“An American and Nothing Else: The Great War and the Battle for National Belonging” is a new exhibit in Sterling Memorial Library’s Memorabilia Room that commemorates the long struggle of blacks for belonging in the United States, particularly around World War I. The multimedia exhibit includes posters, pins, propaganda, ads for war bonds, postcards from soldiers, songbooks, maps and photos from the front lines. It pulls from the Yale University Library and the Beinecke Rare Book and Manuscript Library collections. This year marks the centennial of the end of World War I. It contrasts the national pride shown in propaganda, and now, history books, with the lived experience of black Americans who felt they were not included in this narrative of patriotism. The first part of the title refers to a Theodore Roosevelt quote from 1918, as he tried to rouse national spirit to fight in the Great War. But the second part of the title notes how not everyone was included in this prideful American identity. The key word seems to be “ambivalence” — towards joining the war effort and being American.

While the narrative of the time was of cohesion, the curator of the exhibit seeks to show the many ways in which it was also a time of fractured American identity and experience.
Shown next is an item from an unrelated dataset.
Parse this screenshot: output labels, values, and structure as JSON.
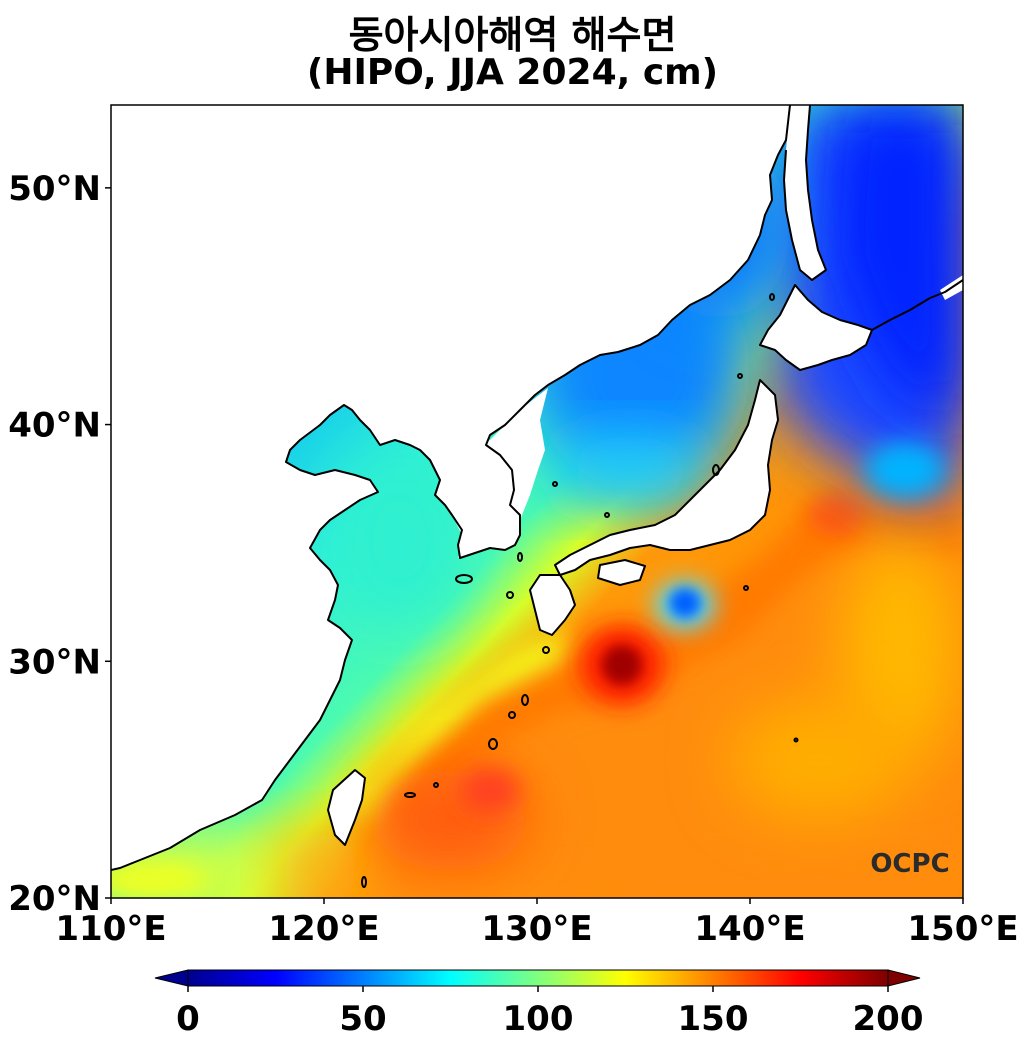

The curator is History and African American Studies graduate student Anna Duensing. The exhibit notes the experience of many marginalized groups, including socialists, immigrants from European and Asian countries, but particularly focuses on the struggles and triumphs of black Americans, and takes special care to notice the contributions of black women. One example is the display that claims that the draft disproportionately affected minority groups and less-wealthy people.
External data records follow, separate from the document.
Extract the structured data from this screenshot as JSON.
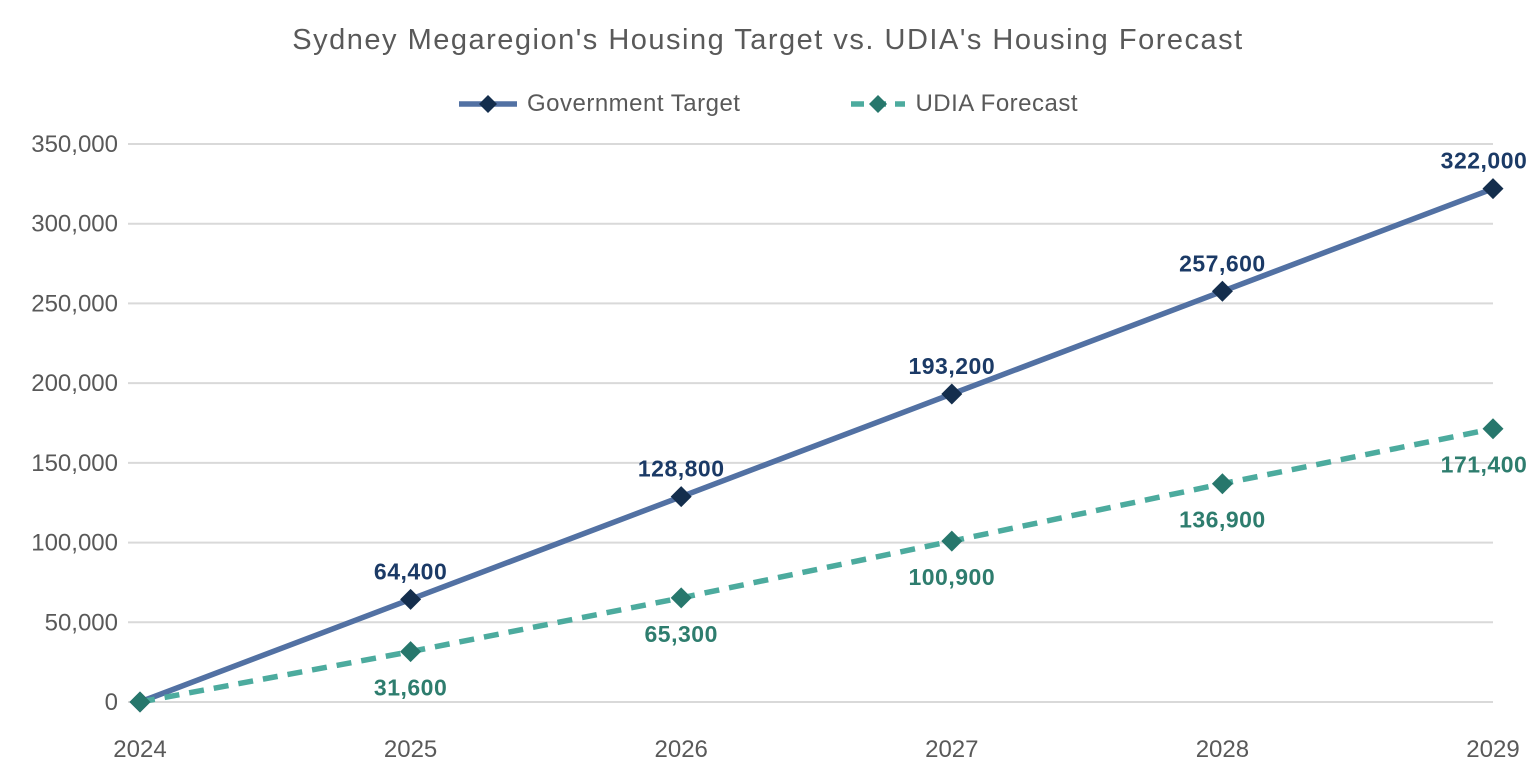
{
  "title": "Sydney Megaregion's Housing Target vs. UDIA's Housing Forecast",
  "legend": {
    "items": [
      {
        "label": "Government Target"
      },
      {
        "label": "UDIA Forecast"
      }
    ]
  },
  "colors": {
    "background": "#ffffff",
    "title_text": "#595959",
    "axis_text": "#595959",
    "gridline": "#d9d9d9",
    "government_line": "#5271a3",
    "government_marker": "#142e4d",
    "government_label": "#1b3a66",
    "udia_line": "#4cab9e",
    "udia_marker": "#27776c",
    "udia_label": "#2e7d6e"
  },
  "chart_data": {
    "type": "line",
    "title": "Sydney Megaregion's Housing Target vs. UDIA's Housing Forecast",
    "x": [
      2024,
      2025,
      2026,
      2027,
      2028,
      2029
    ],
    "xtick_labels": [
      "2024",
      "2025",
      "2026",
      "2027",
      "2028",
      "2029"
    ],
    "series": [
      {
        "name": "Government Target",
        "values": [
          0,
          64400,
          128800,
          193200,
          257600,
          322000
        ],
        "data_labels": [
          "",
          "64,400",
          "128,800",
          "193,200",
          "257,600",
          "322,000"
        ],
        "style": "solid",
        "color": "#5271a3",
        "marker": "diamond",
        "marker_color": "#142e4d",
        "label_color": "#1b3a66",
        "label_position": "above"
      },
      {
        "name": "UDIA Forecast",
        "values": [
          0,
          31600,
          65300,
          100900,
          136900,
          171400
        ],
        "data_labels": [
          "",
          "31,600",
          "65,300",
          "100,900",
          "136,900",
          "171,400"
        ],
        "style": "dashed",
        "color": "#4cab9e",
        "marker": "diamond",
        "marker_color": "#27776c",
        "label_color": "#2e7d6e",
        "label_position": "below"
      }
    ],
    "xlabel": "",
    "ylabel": "",
    "ylim": [
      0,
      350000
    ],
    "yticks": [
      0,
      50000,
      100000,
      150000,
      200000,
      250000,
      300000,
      350000
    ],
    "ytick_labels": [
      "0",
      "50,000",
      "100,000",
      "150,000",
      "200,000",
      "250,000",
      "300,000",
      "350,000"
    ],
    "grid": true,
    "legend_position": "top"
  }
}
The exhibit also points to many events far before and after World War I to show the obstacles and contributions of black Americans. It celebrates Crispus Attucks, a black man believed to be the first casualty in the Revolutionary War. It decries lynching throughout the centuries. It celebrates the contributions of A. Philip Randolph and Marvin Garvey, alive at the time, but focuses more on their general efforts towards improving the lives of black Americans. The displays reference several historic laws and events that show the challenges and injustices to which minority groups were subjected. One such law is the Sedition Act of 1917, which gave the postmaster unprecedented access to reading people’s mail in an effort to quell rising socialist sentiment.
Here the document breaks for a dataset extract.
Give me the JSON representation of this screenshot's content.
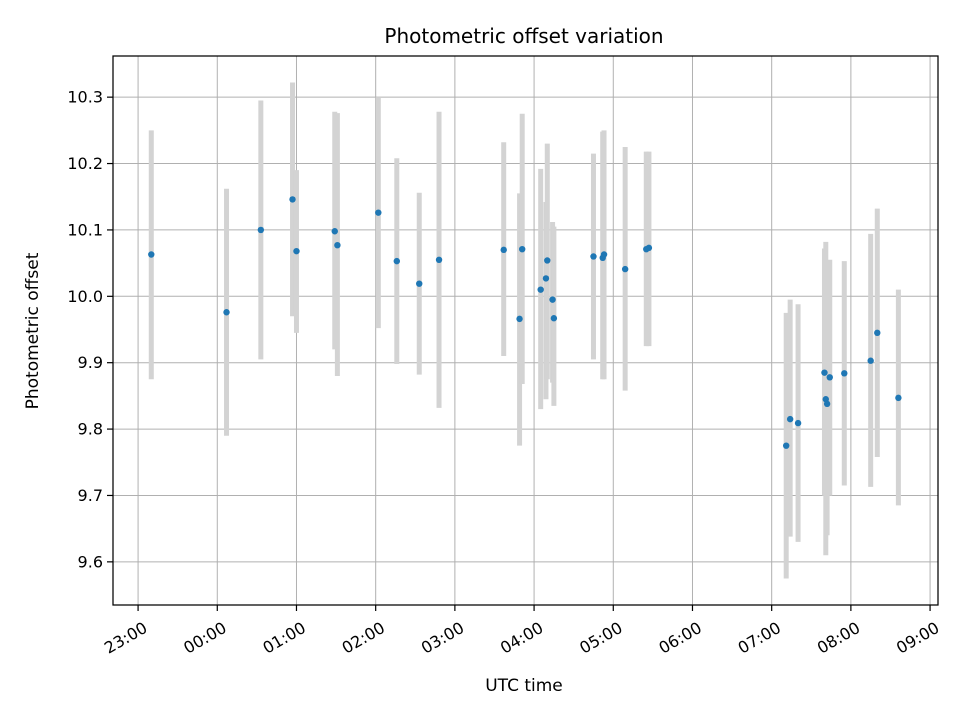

I had a few issues with the exhibit. First, the beginning displays, and the title pulled from the World War I Roosevelt quote, give the indication that it is an exhibit about the role of black Americans in World War I. Yet the exhibit discusses many minority groups during World War I, and then also the history of black Americans from the Revolutionary War to after World War I. This seems to be in an effort to avoid criticism of not giving enough coverage to other groups who also suffered in the war, but to the viewer, the exhibit seems unfocused, and it’s not quite clear what its purpose or theme is. What the exhibit has in breadth, it loses in depth. My other issue with the exhibition is that it criticizes the injustices black Americans and other racial minority groups faced during World War I: Certainly there were many issues, and there was deep-seated racism and inequality. But it’s an exhibit of contradictions: it simultaneously says many black Americans didn’t want to fight, but lays out their accomplishments; it suggests minorities were disproportionately forced to join via the draft, yet bemoans how many fought in particular battles; and perhaps most crucially, it derides the exclusion of blacks from American identity, yet pulls numerous quotes from black people of the time who did not want to fight in a war they had “nothing to do with”. If the point of the exhibit is to critique the narrative of the war as one of unity, while conveying that the lived experience of many groups was one of exclusion, it then seems unfair to say that those same groups shouldn’t have had to fight during the war because they aren’t really American. Certainly not everyone in a group has to be of the same opinion, and black people faced systemic injustice before, during, and after the War. Yet the exhibit presents these contributions without analyzing them, leaving the viewer unsure if she should be proud of the accomplishments of marginalized groups during the war, or angry that they had to fight in it.

Yet the exhibit is worth checking out for its representation of a side of the war we rarely hear about. Battles were fought not just on the front lines, but in conversations at home about what it means to be American. While propaganda of the time shown in the exhibit paints a picture of patriotic Americans buying war bonds and signing up to fight to defend their country, millions of other Americans fought domestically to make the country a more equal and just society.